Our narrators are the “voices” behind Indiana Voices. At present, there are 14 individuals who come in to our studio at the Indiana State Library for a least an hour a week to read a title that has been assigned to them. The books that are chosen by the director of the program must fit within the criteria for books to record for our program. The titles, which can be both fiction and nonfiction, are either written by a Hoosier author, are about our state in some way or may have a plot that places the story in Indiana.
Individuals wishing to narrate for Indiana Voices must complete an audition in order to be evaluated for suitability to read for the program. A good narrator needs to have a natural ability to convey the material that they share with our patrons in an interesting, and engaging manner. Narrators must be willing to make a long-term commitment of time, as producing an audio book can often take weeks or months to complete. It is also important for the narrator to be willing to research the text they have been assigned in order to understand the pronunciation of words and the pacing needed to enhance the patron’s listening experience. The best narrators are those that are able to “disappear” during the recording so that the listener is able to lose themselves in the text.
Audio monitors serve another critical role in the production of audio books for Indiana Voices. These volunteers learn how to operate the specialized software that is used to record the narrators they’re teamed up with as they read through their assigned text. The monitor’s job is to confirm the audio quality during each recording session and they are also responsible for maintaining a consistent sound level throughout the narration.
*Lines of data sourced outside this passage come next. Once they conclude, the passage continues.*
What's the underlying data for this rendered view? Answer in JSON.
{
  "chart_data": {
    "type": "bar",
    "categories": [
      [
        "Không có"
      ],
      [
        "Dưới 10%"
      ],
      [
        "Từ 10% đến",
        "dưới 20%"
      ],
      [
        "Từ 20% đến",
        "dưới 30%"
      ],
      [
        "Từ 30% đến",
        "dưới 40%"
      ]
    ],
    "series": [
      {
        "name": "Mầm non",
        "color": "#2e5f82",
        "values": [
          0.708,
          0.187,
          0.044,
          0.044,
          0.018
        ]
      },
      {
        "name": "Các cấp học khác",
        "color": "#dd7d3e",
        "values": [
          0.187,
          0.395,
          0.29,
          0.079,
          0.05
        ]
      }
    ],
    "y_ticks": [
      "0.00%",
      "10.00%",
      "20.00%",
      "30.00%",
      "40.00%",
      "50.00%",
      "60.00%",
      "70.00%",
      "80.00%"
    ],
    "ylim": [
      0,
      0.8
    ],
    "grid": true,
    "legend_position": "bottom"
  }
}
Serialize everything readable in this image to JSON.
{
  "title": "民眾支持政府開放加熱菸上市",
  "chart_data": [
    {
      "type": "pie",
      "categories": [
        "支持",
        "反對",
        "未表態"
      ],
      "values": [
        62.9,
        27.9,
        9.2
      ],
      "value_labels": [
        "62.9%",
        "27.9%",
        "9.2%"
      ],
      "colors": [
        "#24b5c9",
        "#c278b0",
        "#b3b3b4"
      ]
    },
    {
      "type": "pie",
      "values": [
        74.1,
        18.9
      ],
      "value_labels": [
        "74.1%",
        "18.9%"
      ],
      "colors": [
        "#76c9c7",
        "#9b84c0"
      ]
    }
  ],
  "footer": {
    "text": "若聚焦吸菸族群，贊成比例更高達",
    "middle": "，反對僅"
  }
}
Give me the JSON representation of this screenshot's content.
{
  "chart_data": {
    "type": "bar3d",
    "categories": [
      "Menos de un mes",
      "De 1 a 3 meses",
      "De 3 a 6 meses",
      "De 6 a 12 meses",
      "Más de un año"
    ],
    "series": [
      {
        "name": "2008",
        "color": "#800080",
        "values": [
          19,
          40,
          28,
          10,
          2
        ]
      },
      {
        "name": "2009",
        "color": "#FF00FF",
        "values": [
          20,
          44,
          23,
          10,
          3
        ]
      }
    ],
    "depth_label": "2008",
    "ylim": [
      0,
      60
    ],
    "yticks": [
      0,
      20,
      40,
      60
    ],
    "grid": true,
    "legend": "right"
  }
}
The audio monitor also serves another important role by providing a high level of quality control. To accomplish this, this volunteer reads along with the narrator to assure that the recording is as true to the written text as possible; listening for errors such as missed or added words, mispronunciations, awkward phrasing or other such inaccuracies. When these do occur, it is the monitor’s job to see that these mistakes are corrected.
Audio Book Reviewer
This book reviewer position works independently of the studio setting, but is just as important as any of other roles of Indiana Voices. The reviewer is the final step for assuring the accuracy of the audio book recording.
Reviewers are provided the initial recording of a completed audio book along with a printed copy of the text and an edit log. The reviewer then listens to the audio recording and follows along with the text noting on the log sheet any errors or inaccuracies that may have been missed during the original recording and then returning it to Indiana Voices. Using this log sheet as a guide, the recording can then be corrected and finalized into a finished audio book.
The audio editor reviews audio files for errors that have occurred during the recording process and makes needed corrections to these files. Once this adjustments have been made, the edited titles can be moved along to a final review and to their ultimate completion as a finished audio book. Audio editors must learn the software needed for editing, have an ability to multitask, possess strong reading and listening skills and be detail oriented.
The role of audio editor requires more than just technical skills, but also an ascetic ability. Good editors are able to compose a recording in such a way that corrections are able to match so well with the original recording that the integrity of the natural flow of the text is maintained.
Indiana Voices is always looking for variety of different volunteers to fill openings as they occur. At present, possible volunteer opportunities are for narrator/monitor teams (two individuals are needed to apply together), audio monitors and audio editors.